Right to an Accounting of Disclosures
You have the right to request an accounting of disclosures. This is a list of the disclosures we made of health information about you other than our own uses for treatment, payment, and health care operations, and other specified exceptions. To request this list, you must submit your request in writing to our Privacy Official. Your request must state a time period, which may not be longer than six years. We will provide one accounting per year for free but will charge a reasonable, cost-based fee if you ask for another one within 12 months.
Right to Request Restrictions
You have the right to request a restriction or limitation on the health information we use or disclose about you for treatment, payment, or health care operations. You also have the right to request a limit on the health information we disclose about you to someone who is involved in your care or the payment for your care. We are not required to agree to your request in most circumstances. If we do agree, we will comply with your request unless the information is needed to provide you emergency treatment. However, we are required to agree to a request to restrict disclosures of health information to a health plan for payment or health care operations purposes if you have paid for the service or item in full, out of pocket.
Right to Request Confidential Communications
You have the right to request that we communicate with you about health matters in a certain way or at a certain location. For example, you can ask that we only contact you at work or by mail. To request confidential communications, you must make your request in writing to our Privacy Official. We will accommodate all reasonable requests.

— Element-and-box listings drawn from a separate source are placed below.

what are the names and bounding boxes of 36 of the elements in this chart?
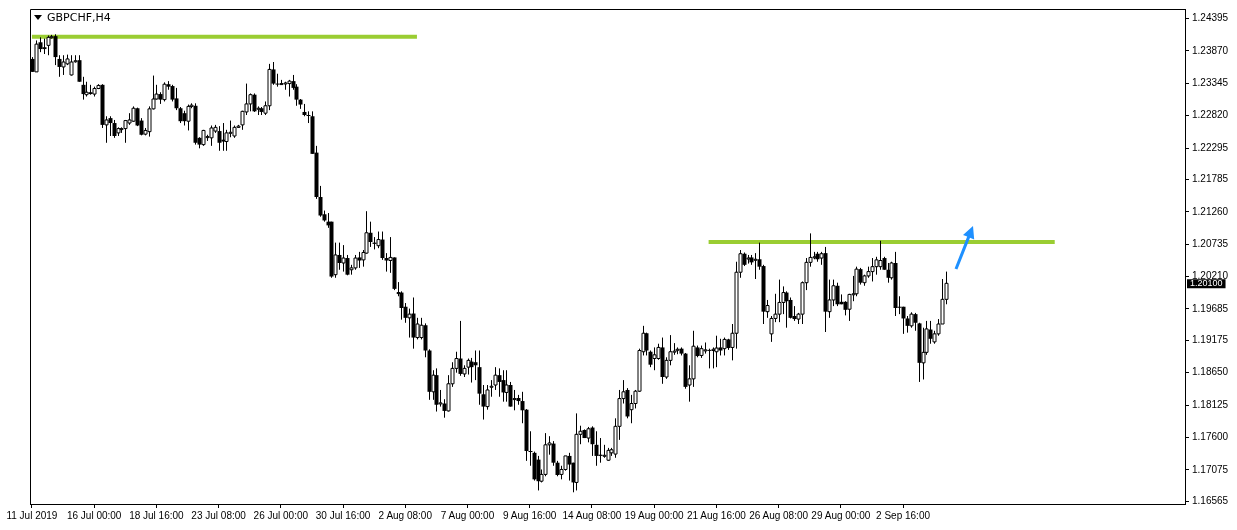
y-tick-label: 1.23870 bbox=[1192, 44, 1229, 56]
y-tick-label: 1.19175 bbox=[1192, 334, 1229, 346]
x-tick-label: 7 Aug 00:00 bbox=[440, 509, 495, 521]
y-tick-label: 1.20735 bbox=[1192, 237, 1229, 249]
x-tick-label: 21 Aug 16:00 bbox=[686, 509, 747, 521]
x-tick-label: 23 Jul 08:00 bbox=[191, 509, 247, 521]
candlestick bbox=[306, 110, 311, 124]
y-tick-label: 1.18125 bbox=[1192, 398, 1229, 410]
x-tick-label: 29 Aug 00:00 bbox=[811, 509, 871, 521]
y-tick-label: 1.16565 bbox=[1192, 494, 1229, 506]
candlestick bbox=[594, 430, 599, 467]
y-tick-label: 1.21260 bbox=[1192, 205, 1229, 217]
y-tick-label: 1.22295 bbox=[1192, 141, 1229, 153]
x-tick-label: 26 Jul 00:00 bbox=[253, 509, 309, 521]
candlestick bbox=[497, 367, 502, 398]
y-tick-label: 1.17075 bbox=[1192, 463, 1229, 475]
y-tick-label: 1.19685 bbox=[1192, 302, 1229, 314]
y-tick-label: 1.18650 bbox=[1192, 366, 1229, 378]
x-tick-label: 2 Sep 16:00 bbox=[876, 509, 931, 521]
x-tick-label: 11 Jul 2019 bbox=[6, 509, 58, 521]
y-tick-label: 1.23345 bbox=[1192, 77, 1229, 89]
x-tick-label: 16 Jul 00:00 bbox=[66, 509, 122, 521]
x-tick-label: 9 Aug 16:00 bbox=[503, 509, 557, 521]
candlestick bbox=[625, 387, 630, 419]
chart-title: GBPCHF,H4 bbox=[47, 11, 111, 24]
y-tick-label: 1.24395 bbox=[1192, 12, 1229, 24]
x-tick-label: 14 Aug 08:00 bbox=[562, 509, 622, 521]
x-tick-label: 2 Aug 08:00 bbox=[378, 509, 433, 521]
candlestick bbox=[508, 381, 513, 408]
y-tick-label: 1.17600 bbox=[1192, 431, 1229, 443]
x-tick-label: 30 Jul 16:00 bbox=[315, 509, 371, 521]
x-tick-label: 19 Aug 00:00 bbox=[624, 509, 685, 521]
y-tick-label: 1.21785 bbox=[1192, 173, 1229, 185]
x-tick-label: 26 Aug 08:00 bbox=[749, 509, 809, 521]
x-tick-label: 18 Jul 16:00 bbox=[129, 509, 185, 521]
y-tick-label: 1.22820 bbox=[1192, 109, 1229, 121]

Right to a Paper Copy of This Notice
You have the right to a paper copy of this notice. You may ask us to give you a copy of this notice at any time. Even if you have agreed to receive this notice electronically, you are still entitled to a paper copy.
changes to this notice
We reserve the right to change this notice. We reserve the right to make the revised or changed notice effective for health information we already have about you as well as any information we receive in the future. We will post a copy of the current notice in our office and on our website at thedosecollective.com. The notice will contain the effective date on the first page.
complaints
If you believe your privacy rights have been violated, you may file a complaint with our practice or with the U.S. Department of Health and Human Services Office for Civil Rights. You will not be penalized or retaliated against for filing a complaint.
File a complaint with our practice:
Kelli Dougherty, BSN, RN, Privacy Official
The Dose Collective
7054 W State St, Suite 107, Boise, ID 83714
Phone: (208) 330-8033
File a complaint with the U.S. Department of Health and Human Services:
Office for Civil Rights
200 Independence Avenue, S.W., Washington, D.C. 20201
Phone: 1-877-696-6775
additional state law protections
Idaho state law may provide additional protections for certain types of health information, including but not limited to HIV/AIDS information, mental health records, and genetic information. Where Idaho law provides greater privacy protections than federal law, we will comply with the more protective standard.
This Notice of Privacy Practices was last updated March 2026.